ロサンゼルス総領事館は6月4日、一斉メールで、日本人の不法滞在者に、米国の法律を守るよう、注意喚起を送信していた。
ロサンゼルスの新聞社とテレビ局のウエッブサイトによれば、ロサンゼルス・ダウンタウン南のファッション・ディストリクトにあるアンビアンス・アパレルの2カ所 (9th Street & Towne Ave) と (15th Street & Satna Fe Ave)、ウエストレイク地区(マッカーサー・パーク近辺)にあるホームデポの駐車場 (1675 Wilshire Blvd)、サイプレス・パーク(チャイナタウン北方)で大規模摘発が行われ、一部はロサンゼルスのテレビ局がヘリコプターから中継した。

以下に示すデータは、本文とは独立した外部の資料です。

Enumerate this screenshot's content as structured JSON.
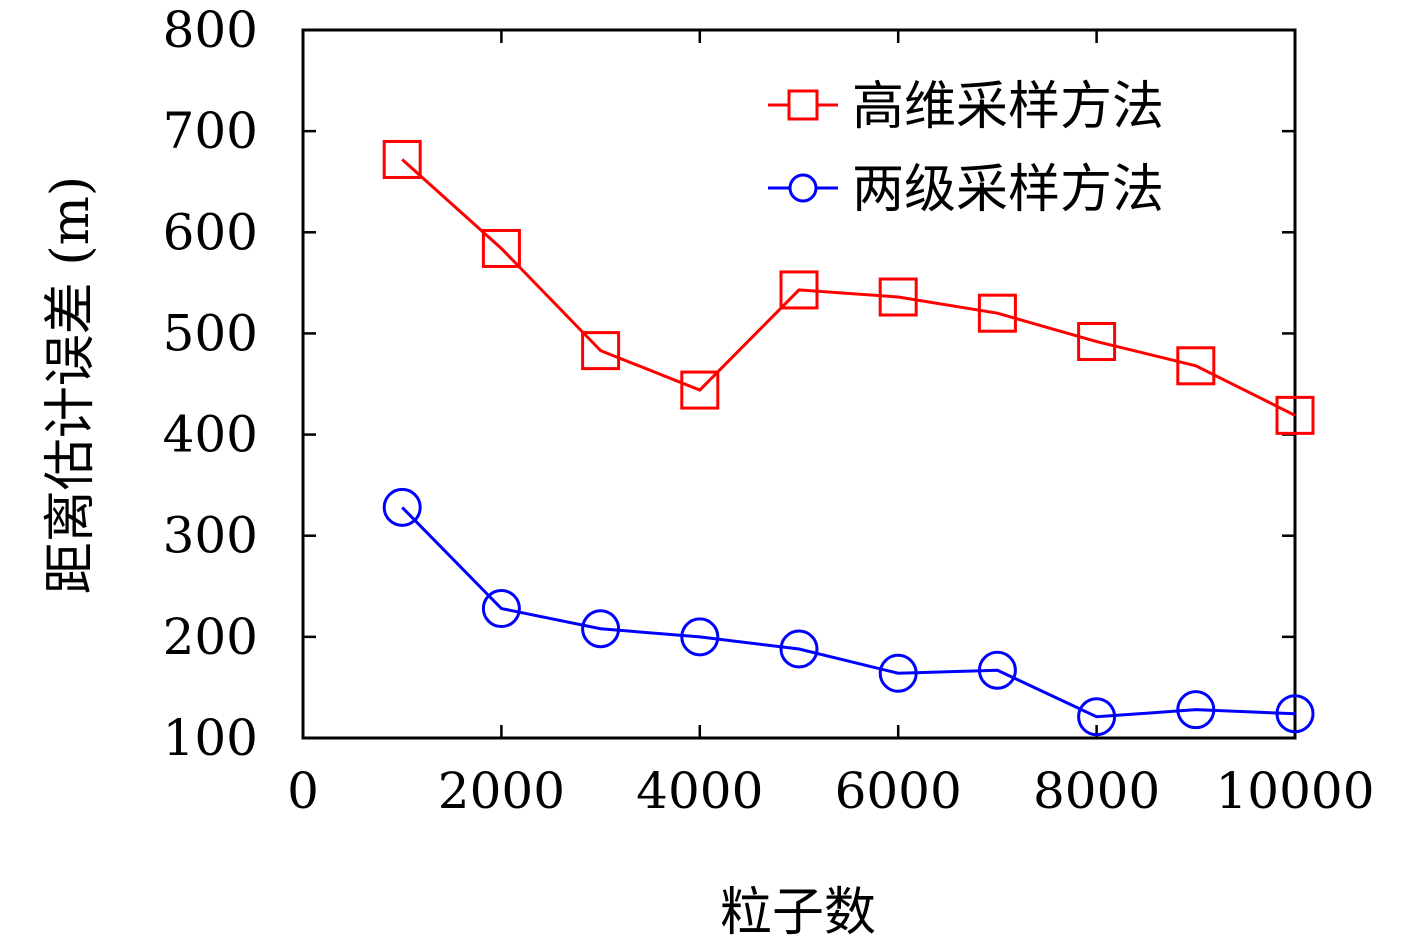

今回の不法滞在者の大規模摘発は、Immigration and Customs Enforcement (ICE=アイス)と呼ばれる司法組織が中心で、連邦捜査局などの連邦司法組織が参加した合同作戦が行われた。摘発現場には労働組合員をはじめ、群衆が集まり、ICEとの衝突がおこり、ペパー弾が使用された。
ロサンゼルス市は、不法移民に対してはサンクチュアリ・シティー(聖域)と呼ばれていて、ロサンゼルス市警察、ロサンゼルス・カウンティー警察は、不法移民の取り締まりは行わない方針を取っている。今回の不法移民の大規模摘発に対しても、市警察本部長とカウンティー警察本部長は、それぞれ「警察は、今回の取り締まりに関与していない」と発表している。
ロサンゼルス市のバス市長は「わたしの人生で、このようなひどい事態を見たことがない」、ロサンゼルス市議会の10人の市議は連名で「子供や家族まで捕まえる無差別な取り締まりが行われている」と発表している。
連邦捜査局の広報担当者は「今回の不法移民の摘発作戦については内容は公表できないが、司法長官からの指示で行われた」と発表している。
ロサンゼルス総領事館は6月4日、午前9時45分に一斉メールで、日本人の不法滞在者に注意喚起している。メールの一部は以下のとおり。
在留邦人及び渡航者の皆様におかれては、不法入国、不法滞在、法令違反行為(資格外活動や飲酒運転等)は、逮捕・拘留されたり、多額の罰金が課されるリスク、さらには査証・滞在資格が取消され、国外退去となり、その後再入国が禁止される可能性がありますので、十分御注意ください。